Two years ago the government introduced a policy to make it easier to switch provider, and to its credit consumers are switching more than ever as a result.
With a more level playing field, the number of disruptive new energy providers has burgeoned, the tanks of tech-savvy challengers like Octopus and Robin Hood parked on the lawns of the big six. Competition has driven down prices and improved customer service. But according to consumer group Which?, two-thirds of its members have still never switched energy suppliers.
Great news for the big six, no doubt. Eon was first to announce that its tariffs would rise to essentially the maximum permitted under the newly introduced price cap and the other five have followed suit. But this gravy train won’t last. Profits at Britain’s biggest energy firms fell from £1 billion to £900 million in the face of tough competition, and their market share dropped to a record low as more than a million customers left them for smaller challenger companies.
Despite switching being easier the process still requires a fair amount of manual input – especially through traditional price comparison services like Compare The Market or Uswitch. But some new firms offering automatic switching are disrupting the sector, ensuring consumers are always on the cheapest rate possible.
Switchcraft, for example, is an online service where customers enter their details once and are automatically moved to the best possible energy deal. Monzo offers a similar service, as does Flipper, which promises to take care of the “tedious and complicated process of energy switching for you”.
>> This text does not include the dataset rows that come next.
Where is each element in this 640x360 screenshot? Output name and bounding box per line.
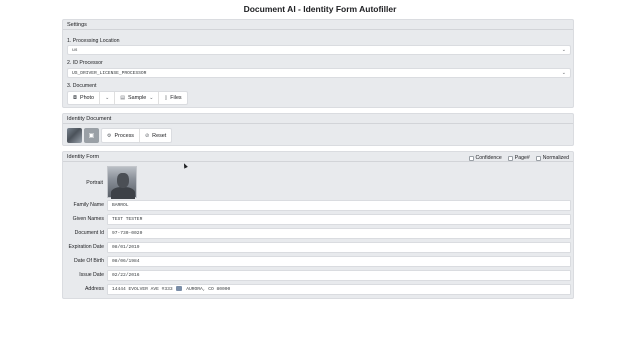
image-icon: ▣ <box>88 132 95 139</box>
reset-icon: ⊘ <box>144 132 150 139</box>
issue-date-field[interactable]: 02/22/2016 <box>107 270 571 281</box>
process-label: Process <box>114 132 134 139</box>
identity-form-panel: Identity Form Confidence Page# Normalize… <box>62 151 574 299</box>
files-button[interactable]: ▯ Files <box>159 92 186 104</box>
sample-label: Sample <box>128 95 147 101</box>
document-source-buttons: ◘ Photo ⌄ ▤ Sample ⌄ ▯ Files <box>67 91 188 105</box>
checkbox-box <box>535 155 541 161</box>
photo-label: Photo <box>79 95 95 101</box>
identity-form-header: Identity Form Confidence Page# Normalize… <box>63 152 573 162</box>
identity-document-header: Identity Document <box>63 114 573 124</box>
newline-icon <box>176 286 183 291</box>
chevron-down-icon: ⌄ <box>105 95 110 101</box>
date-of-birth-label: Date Of Birth <box>74 258 104 264</box>
issue-date-row: Issue Date 02/22/2016 <box>63 270 575 281</box>
file-icon: ▯ <box>164 95 168 101</box>
id-processor-select[interactable]: US_DRIVER_LICENSE_PROCESSOR ⌄ <box>67 68 571 78</box>
gear-icon: ⚙ <box>107 132 112 139</box>
document-icon: ▤ <box>120 95 125 101</box>
confidence-label: Confidence <box>475 155 502 161</box>
reset-label: Reset <box>152 132 167 139</box>
identity-document-panel: Identity Document ▣ ⚙ Process ⊘ Reset <box>62 113 574 146</box>
photo-button[interactable]: ◘ Photo <box>68 92 101 104</box>
address-label: Address <box>84 286 104 292</box>
confidence-checkbox[interactable]: Confidence <box>468 153 502 163</box>
document-actions: ⚙ Process ⊘ Reset <box>101 128 173 143</box>
id-processor-label: 2. ID Processor <box>67 60 103 66</box>
normalized-label: Normalized <box>542 155 569 161</box>
portrait-thumbnail[interactable]: ▣ <box>84 128 99 143</box>
expiration-date-label: Expiration Date <box>68 244 104 250</box>
portrait-label: Portrait <box>86 180 103 186</box>
page-label: Page# <box>514 155 530 161</box>
chevron-down-icon: ⌄ <box>149 95 154 101</box>
normalized-checkbox[interactable]: Normalized <box>535 153 569 163</box>
identity-form-title: Identity Form <box>67 154 100 160</box>
date-of-birth-field[interactable]: 08/06/1984 <box>107 256 571 267</box>
checkbox-box <box>507 155 513 161</box>
portrait-shoulders <box>111 187 135 199</box>
date-of-birth-row: Date Of Birth 08/06/1984 <box>63 256 575 267</box>
sample-button[interactable]: ▤ Sample ⌄ <box>115 92 160 104</box>
family-name-row: Family Name BARROL <box>63 200 575 211</box>
camera-icon: ◘ <box>73 95 77 101</box>
address-line-1: 14444 EVOLVER AVE #333 <box>112 287 173 292</box>
given-names-label: Given Names <box>72 216 104 222</box>
address-row: Address 14444 EVOLVER AVE #333 AURORA, C… <box>63 284 575 295</box>
process-button[interactable]: ⚙ Process <box>102 129 140 142</box>
checkbox-box <box>468 155 474 161</box>
settings-panel: Settings 1. Processing Location us ⌄ 2. … <box>62 19 574 108</box>
chevron-down-icon: ⌄ <box>561 47 566 53</box>
document-label: 3. Document <box>67 83 97 89</box>
app-title: Document AI - Identity Form Autofiller <box>243 4 397 14</box>
document-id-field[interactable]: 97-730-0020 <box>107 228 571 239</box>
id-processor-value: US_DRIVER_LICENSE_PROCESSOR <box>72 71 147 76</box>
settings-header: Settings <box>63 20 573 30</box>
document-id-label: Document Id <box>74 230 104 236</box>
reset-button[interactable]: ⊘ Reset <box>140 129 171 142</box>
given-names-field[interactable]: TEST TESTER <box>107 214 571 225</box>
family-name-field[interactable]: BARROL <box>107 200 571 211</box>
portrait-image <box>107 166 137 199</box>
files-label: Files <box>170 95 182 101</box>
address-line-2: AURORA, CO 80000 <box>186 287 231 292</box>
photo-dropdown-button[interactable]: ⌄ <box>100 92 116 104</box>
issue-date-label: Issue Date <box>79 272 104 278</box>
processing-location-select[interactable]: us ⌄ <box>67 45 571 55</box>
page-checkbox[interactable]: Page# <box>507 153 530 163</box>
expiration-date-field[interactable]: 08/01/2019 <box>107 242 571 253</box>
portrait-face <box>117 173 129 188</box>
processing-location-label: 1. Processing Location <box>67 38 120 44</box>
display-options: Confidence Page# Normalized <box>468 153 569 163</box>
document-thumbnail[interactable] <box>67 128 82 143</box>
address-field[interactable]: 14444 EVOLVER AVE #333 AURORA, CO 80000 <box>107 284 571 295</box>
processing-location-value: us <box>72 48 78 53</box>
given-names-row: Given Names TEST TESTER <box>63 214 575 225</box>
expiration-date-row: Expiration Date 08/01/2019 <box>63 242 575 253</box>
family-name-label: Family Name <box>73 202 104 208</box>
chevron-down-icon: ⌄ <box>561 70 566 76</box>
document-id-row: Document Id 97-730-0020 <box>63 228 575 239</box>
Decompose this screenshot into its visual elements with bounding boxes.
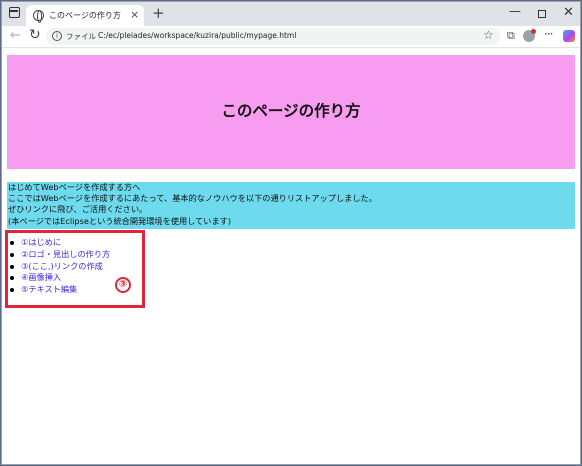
globe-icon [33, 10, 44, 23]
profile-avatar[interactable] [523, 29, 536, 42]
tab-strip: このページの作り方 × + — ✕ [2, 2, 580, 26]
collections-icon[interactable]: ⧉ [507, 29, 515, 43]
intro-line: ぜひリンクに飛び、ご活用ください。 [8, 204, 148, 215]
url-text[interactable]: C:/ec/pleiades/workspace/kuzira/public/m… [98, 31, 296, 40]
intro-line: はじめてWebページを作成する方へ [8, 182, 141, 192]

Backed by serious marketing, these services all promise to lower rates by hundreds of pounds a year. And this presents a challenge for the big six. When switching becomes a wholly automatic process from which the consumer is detached, it risks eroding the relationship with the originator brand. The big six need to provide a reason for consumers to not look elsewhere.
Cost, convenience, technology and customer service will carry them so far. But they need to double down on brand – to improve their image and prove that their decades of insight and experience are enough of a differentiator to combat the start-ups’ promises. Brand is about more than logos and identity. It means providing a great experience. Ensuring employees are engaged, willing and able to answer customers’ questions. To be useful and positive; adapt to stay relevant. There’s little doubt the big six’s market share will continue to erode. Just how far is up to them.